I write to think. Something can be a jumbled mess in my mind, but if I write it, thoughts flow, connections become apparent, logic asserts itself and, in the end, there is a conclusion. Sometimes I advance through the day in a kind of solo social media experience, wherein I'm constantly adding comments and updating my status as a way of clarifying these new ideas that keeping boiling out of my brain (picture the centipedes coming out of the old tree trunk in the movie version of Fellowship of the Ring).

And most days I churn out pages of business writing. That's the art at its most workmanlike, leading out words like draft animals to be put in harness in e-mails, memos and reports that attempt, as mundane as they may be, to be true to the capacity of the English language not just to communicate but to stimulate. It's like singing opera in a honky-tonk.

But in addition to those functional uses for writing, I have this need to sculpt words. I'm long past the days when I got paid to write -- in fact, my current career field values writing only if it is terse and unambiguous. But that doesn't stop me from sneaking away now and then to romp through the playground of language like a schoolboy playing hooky. Words have meaning. Years ago in my Infantry Officer Advanced Course one of my Tacs was fond of saying "Use precise terms precisely;" in that world, where decisions are made on the fly and sometimes under fire, the job of words is to transmit information efficiently and accurately. But words can do much more than that; in addition to their Webster definitions, they are nuanced, and they have shapes and sounds that combine to evoke for me colors and flavors and textures and tones. Writing can be like cooking and painting and singing all at the same time.

That's why I often return to authors whose stories I find ordinary (Neal Stephenson and James Lee Burke come to mind) but who regularly craft sentences and paragraphs that are so exceptional that reading becomes the mental equivalent of fine dining. 

And it's also why, without encouragement or affirmation, I continue to write. True, some of my writing escapes in the form of the occasional blog, and a few of those are well-received. However, most of what I write never matures enough to be released into the wild. That majority is, I think, what makes me truly a writer, because it exists only to give expression to the impulsive/compulsive something in my heart that demands a voice.

If I were a professional writer, some of that work would eventually be scrubbed and fashionably dressed and then sent out with a polished resume to look for a job. It is the curse of my success in other fields that there isn't enough time.

But I write anyway. I write, and I get frustrated because I start but don't finish. I write, and then file what I've written because it is poor work done with the dregs of my energy and creativity.
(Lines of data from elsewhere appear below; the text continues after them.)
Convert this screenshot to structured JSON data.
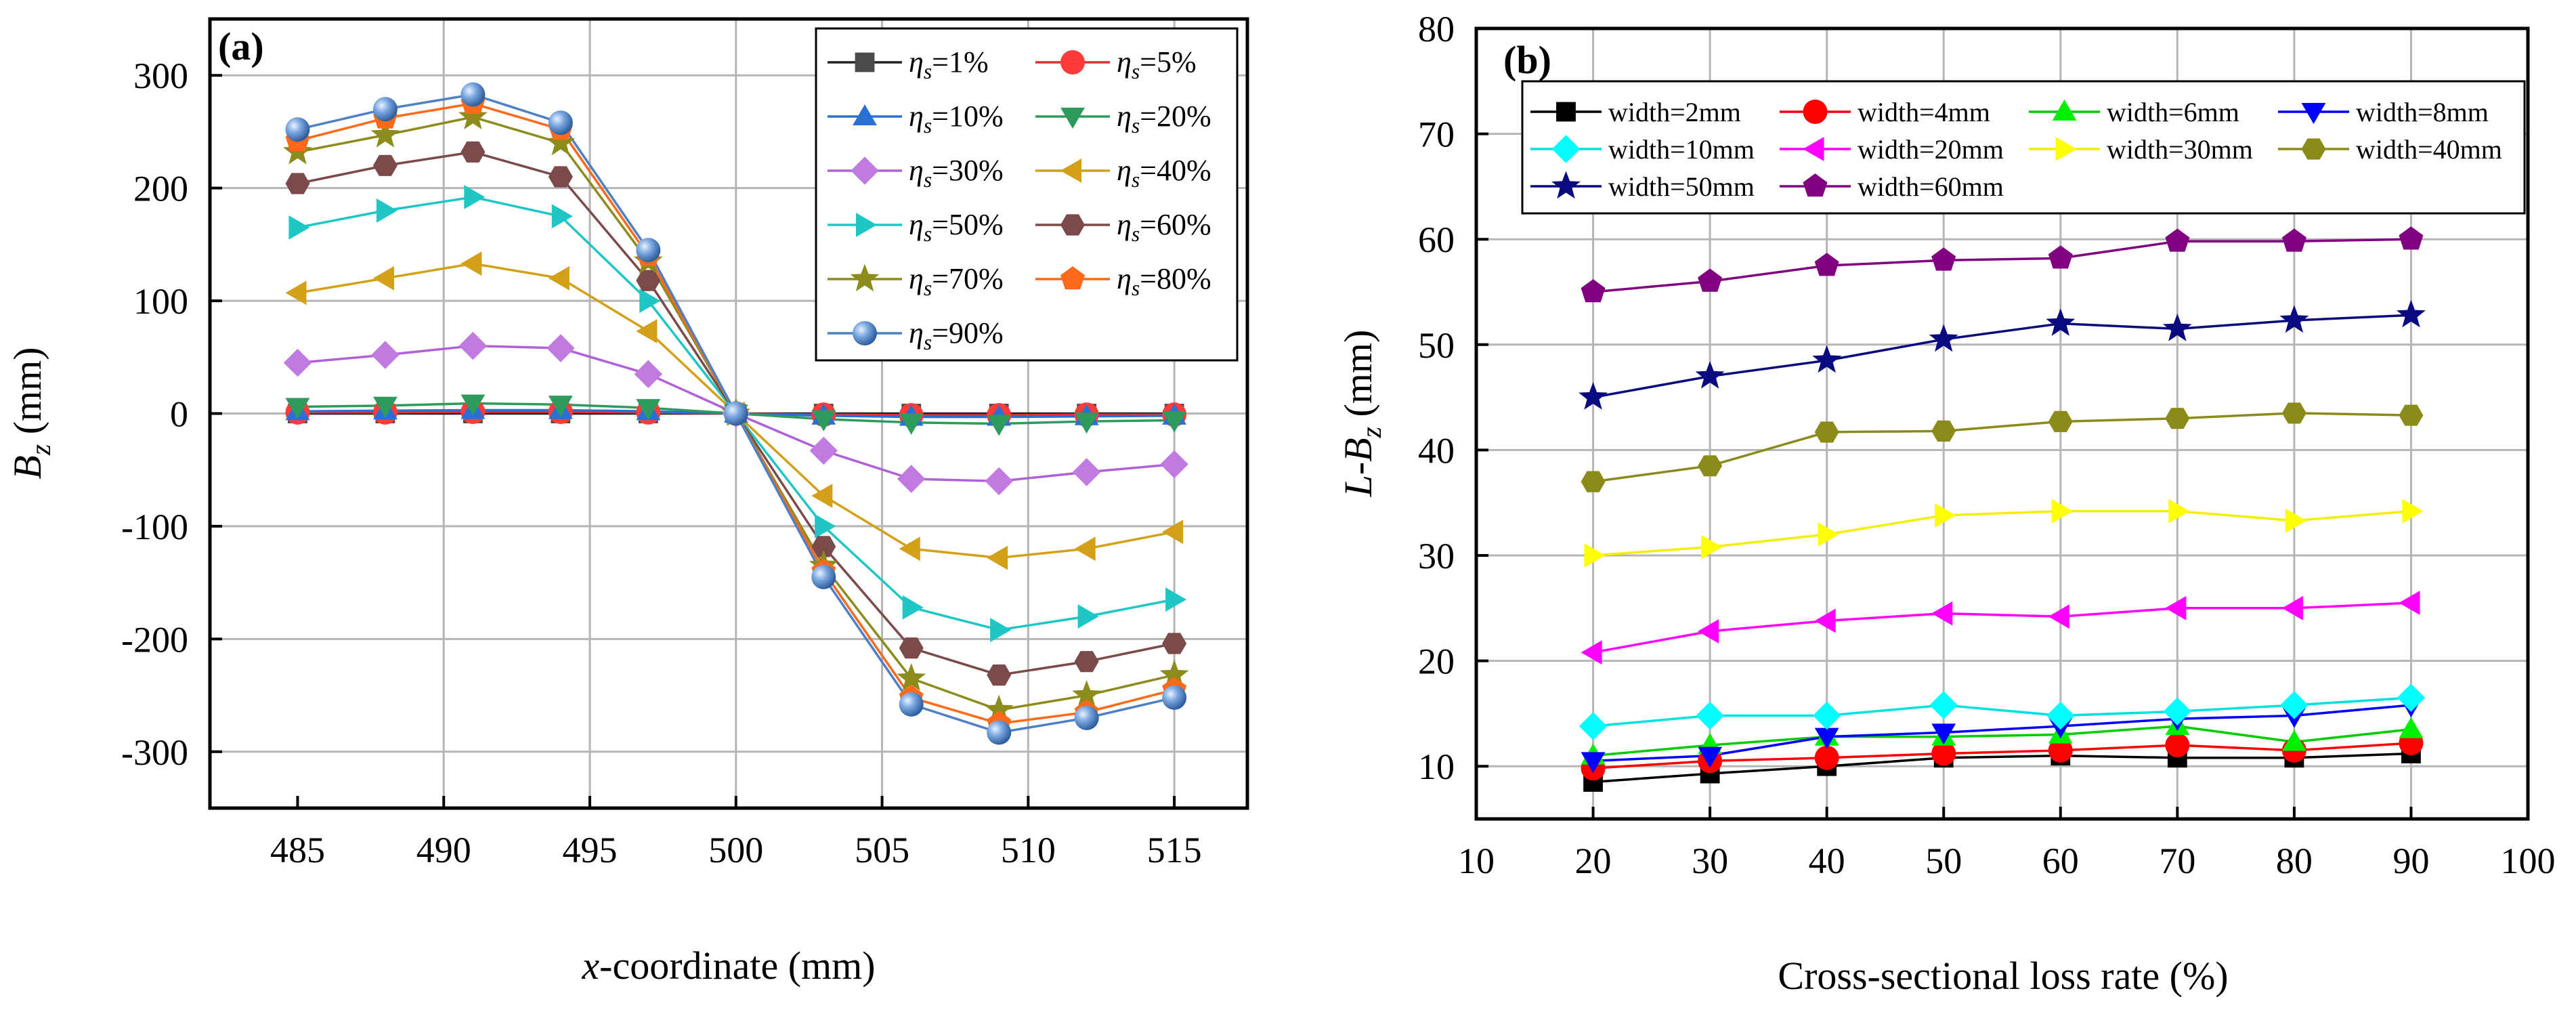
{
  "chart_data": [
    {
      "panel": "(a)",
      "type": "line",
      "xlabel_italic": "x",
      "xlabel_rest": "-coordinate (mm)",
      "ylabel_main": "B",
      "ylabel_sub": "z",
      "ylabel_unit": " (mm)",
      "xlim": [
        482,
        517.5
      ],
      "ylim": [
        -350,
        350
      ],
      "xticks": [
        485,
        490,
        495,
        500,
        505,
        510,
        515
      ],
      "yticks": [
        -300,
        -200,
        -100,
        0,
        100,
        200,
        300
      ],
      "x": [
        485,
        488,
        491,
        494,
        497,
        500,
        503,
        506,
        509,
        512,
        515
      ],
      "legend": {
        "position": "top-right",
        "columns": 2,
        "prefix_main": "η",
        "prefix_sub": "s"
      },
      "series": [
        {
          "name": "=1%",
          "marker": "square",
          "color": "#4a4a4a",
          "line": "#222222",
          "values": [
            0,
            0,
            0,
            0,
            0,
            0,
            0,
            0,
            0,
            0,
            0
          ]
        },
        {
          "name": "=5%",
          "marker": "circle",
          "color": "#ff3b3b",
          "line": "#e03030",
          "values": [
            1,
            1,
            1.5,
            1.5,
            1,
            0,
            -1,
            -1.5,
            -1.5,
            -1,
            -1
          ]
        },
        {
          "name": "=10%",
          "marker": "triangle-up",
          "color": "#2a6fd6",
          "line": "#2a6fd6",
          "values": [
            2,
            2.5,
            3,
            3,
            2,
            0,
            -2,
            -3,
            -3,
            -2.5,
            -2
          ]
        },
        {
          "name": "=20%",
          "marker": "triangle-down",
          "color": "#2e9a5c",
          "line": "#2e9a5c",
          "values": [
            6,
            7,
            9,
            8,
            5,
            0,
            -5,
            -8,
            -9,
            -7,
            -6
          ]
        },
        {
          "name": "=30%",
          "marker": "diamond",
          "color": "#c07ae0",
          "line": "#b060d8",
          "values": [
            45,
            52,
            60,
            58,
            35,
            0,
            -33,
            -58,
            -60,
            -52,
            -45
          ]
        },
        {
          "name": "=40%",
          "marker": "triangle-left",
          "color": "#d4a017",
          "line": "#d4a017",
          "values": [
            107,
            120,
            133,
            120,
            73,
            0,
            -73,
            -120,
            -128,
            -120,
            -105
          ]
        },
        {
          "name": "=50%",
          "marker": "triangle-right",
          "color": "#1fc6c6",
          "line": "#1fc6c6",
          "values": [
            165,
            180,
            192,
            175,
            100,
            0,
            -100,
            -172,
            -192,
            -180,
            -165
          ]
        },
        {
          "name": "=60%",
          "marker": "hexagon",
          "color": "#7b4a4a",
          "line": "#7b4a4a",
          "values": [
            204,
            220,
            232,
            210,
            118,
            0,
            -118,
            -208,
            -232,
            -220,
            -204
          ]
        },
        {
          "name": "=70%",
          "marker": "star",
          "color": "#8c8c1c",
          "line": "#8c8c1c",
          "values": [
            232,
            247,
            263,
            240,
            135,
            0,
            -135,
            -235,
            -263,
            -250,
            -232
          ]
        },
        {
          "name": "=80%",
          "marker": "pentagon",
          "color": "#ff6a1a",
          "line": "#ff6a1a",
          "values": [
            242,
            262,
            275,
            252,
            140,
            0,
            -140,
            -252,
            -275,
            -265,
            -245
          ]
        },
        {
          "name": "=90%",
          "marker": "sphere",
          "color": "#5a8fd0",
          "line": "#4f7fc4",
          "values": [
            252,
            270,
            283,
            258,
            145,
            0,
            -145,
            -258,
            -283,
            -270,
            -252
          ]
        }
      ]
    },
    {
      "panel": "(b)",
      "type": "line",
      "xlabel": "Cross-sectional loss rate (%)",
      "ylabel_pre": "L-B",
      "ylabel_sub": "z",
      "ylabel_unit": " (mm)",
      "xlim": [
        10,
        100
      ],
      "ylim": [
        5,
        80
      ],
      "xticks": [
        10,
        20,
        30,
        40,
        50,
        60,
        70,
        80,
        90,
        100
      ],
      "yticks": [
        10,
        20,
        30,
        40,
        50,
        60,
        70,
        80
      ],
      "x": [
        20,
        30,
        40,
        50,
        60,
        70,
        80,
        90
      ],
      "legend": {
        "position": "top",
        "columns": 4
      },
      "series": [
        {
          "name": "width=2mm",
          "marker": "square",
          "color": "#000000",
          "line": "#000000",
          "values": [
            8.5,
            9.3,
            10,
            10.8,
            11,
            10.8,
            10.8,
            11.2
          ]
        },
        {
          "name": "width=4mm",
          "marker": "circle",
          "color": "#ff0000",
          "line": "#ff0000",
          "values": [
            9.8,
            10.5,
            10.8,
            11.2,
            11.5,
            12,
            11.5,
            12.2
          ]
        },
        {
          "name": "width=6mm",
          "marker": "triangle-up",
          "color": "#00ee00",
          "line": "#00cc00",
          "values": [
            11,
            12,
            12.8,
            12.8,
            13,
            13.8,
            12.3,
            13.5
          ]
        },
        {
          "name": "width=8mm",
          "marker": "triangle-down",
          "color": "#0000ff",
          "line": "#0000ff",
          "values": [
            10.5,
            11,
            12.8,
            13.2,
            13.8,
            14.5,
            14.8,
            15.8
          ]
        },
        {
          "name": "width=10mm",
          "marker": "diamond",
          "color": "#00ffff",
          "line": "#00e0e0",
          "values": [
            13.8,
            14.8,
            14.8,
            15.8,
            14.8,
            15.2,
            15.8,
            16.5
          ]
        },
        {
          "name": "width=20mm",
          "marker": "triangle-left",
          "color": "#ff00ff",
          "line": "#ff00ff",
          "values": [
            20.8,
            22.8,
            23.8,
            24.5,
            24.2,
            25,
            25,
            25.5
          ]
        },
        {
          "name": "width=30mm",
          "marker": "triangle-right",
          "color": "#ffff00",
          "line": "#f0f000",
          "values": [
            30,
            30.8,
            32,
            33.8,
            34.2,
            34.2,
            33.3,
            34.2
          ]
        },
        {
          "name": "width=40mm",
          "marker": "hexagon",
          "color": "#8b8b1a",
          "line": "#8b8b1a",
          "values": [
            37,
            38.5,
            41.7,
            41.8,
            42.7,
            43,
            43.5,
            43.3
          ]
        },
        {
          "name": "width=50mm",
          "marker": "star",
          "color": "#0a0a80",
          "line": "#0a0a80",
          "values": [
            45,
            47,
            48.5,
            50.5,
            52,
            51.5,
            52.3,
            52.8
          ]
        },
        {
          "name": "width=60mm",
          "marker": "pentagon",
          "color": "#800080",
          "line": "#800080",
          "values": [
            55,
            56,
            57.5,
            58,
            58.2,
            59.8,
            59.8,
            60
          ]
        }
      ]
    }
  ]
}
I write and become depressed because this is what I love but there's so little time for it, and so little progress. It seems futile, my own rolling of the stone uphill. 

So, just like the day I stopped being paid for it, I decided again this summer to quit writing -- like a smoker, I've quit frequently over the years. But even so, last week I finished another chapter in The Great American Novel, and I also drafted the outline of another speech. And today there's this blog, more expository than beautiful but still, for all its unimportance, an outlet.

That's how, even though the world sees me as something else, I know I'm a writer.